Zweistelliges Plus beim Einkauf per Mausklick

Onlinehändler machen bessere Geschäfte als „nur“ Ladenbesitzer

Konstanz/Überlingen (wak) Während Ladenbetreiber über eine schwache Kauflust klagen, erwirtschafteten Internetverkäufer im vergangenen Jahr stramme 15,5 Milliarden Euro und damit ein gewaltiges Umsatzplus von 16 Prozent. Das berichtet die Süddeutsche Zeitung heute auf ihren Wirtschaftsseiten.

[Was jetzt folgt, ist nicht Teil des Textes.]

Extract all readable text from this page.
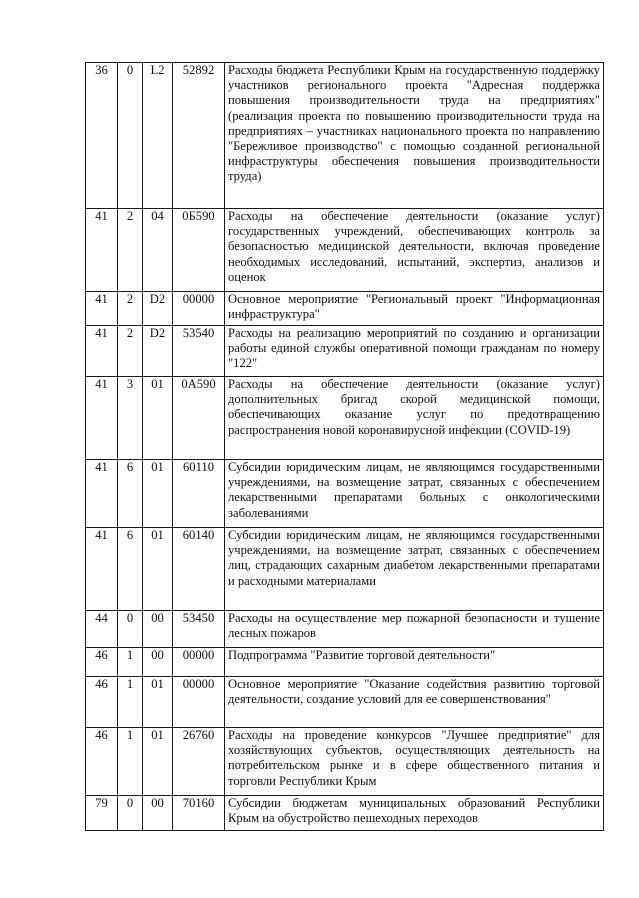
36	0	L2	52892	Расходы бюджета Республики Крым на государственную поддержку участников регионального проекта "Адресная поддержка повышения производительности труда на предприятиях" (реализация проекта по повышению производительности труда на предприятиях – участниках национального проекта по направлению "Бережливое производство" с помощью созданной региональной инфраструктуры обеспечения повышения производительности труда)
41	2	04	0Б590	Расходы на обеспечение деятельности (оказание услуг) государственных учреждений, обеспечивающих контроль за безопасностью медицинской деятельности, включая проведение необходимых исследований, испытаний, экспертиз, анализов и оценок
41	2	D2	00000	Основное мероприятие "Региональный проект "Информационная инфраструктура"
41	2	D2	53540	Расходы на реализацию мероприятий по созданию и организации работы единой службы оперативной помощи гражданам по номеру "122"
41	3	01	0А590	Расходы на обеспечение деятельности (оказание услуг) дополнительных бригад скорой медицинской помощи, обеспечивающих оказание услуг по предотвращению распространения новой коронавирусной инфекции (COVID-19)
41	6	01	60110	Субсидии юридическим лицам, не являющимся государственными учреждениями, на возмещение затрат, связанных с обеспечением лекарственными препаратами больных с онкологическими заболеваниями
41	6	01	60140	Субсидии юридическим лицам, не являющимся государственными учреждениями, на возмещение затрат, связанных с обеспечением лиц, страдающих сахарным диабетом лекарственными препаратами и расходными материалами
44	0	00	53450	Расходы на осуществление мер пожарной безопасности и тушение лесных пожаров
46	1	00	00000	Подпрограмма "Развитие торговой деятельности"
46	1	01	00000	Основное мероприятие "Оказание содействия развитию торговой деятельности, создание условий для ее совершенствования"
46	1	01	26760	Расходы на проведение конкурсов "Лучшее предприятие" для хозяйствующих субъектов, осуществляющих деятельность на потребительском рынке и в сфере общественного питания и торговли Республики Крым
79	0	00	70160	Субсидии бюджетам муниципальных образований Республики Крым на обустройство пешеходных переходов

Verbraucher geben Millionen übers Internet aus

Für 2010 rechnet der Deutsche Versandhandel laut des Berichts der Süddeutschen Zeitung beim Onlinehandel erneut mit einem Zuwachs im zweistelligen Bereich. Besonders häufig kaufen Verbraucher im Netz Bekleidung. Es folgen Medien, Bild- und Tonträger. Immer beliebter werde auch die Bestellung von Unterhaltungselektronik und Elektroartikeln „per Mausklick“, heißt es in dem Bericht der Printausgabe der Süddeutschen Zeitung weiter. Für 1,4 Millionen Euro hätten Verbraucher 2009 Flachbildschirme, Spielekonsolen oder Kaffeemaschinen im Internet gekauft. Doch nicht alle Unternehmen sind vorne mit dabei. Schleppend verlaufe laut des Berichts ausgerechnet der Ausbau des Online-Geschäfts bei Media Saturn. Ein Grund ist offenbar die Preishohheit, die die einzelnen Märkte haben – ein Internetshop hätte laut des Zeitungsberichts einheitliche Konditionen vorausgesetzt, heißt es.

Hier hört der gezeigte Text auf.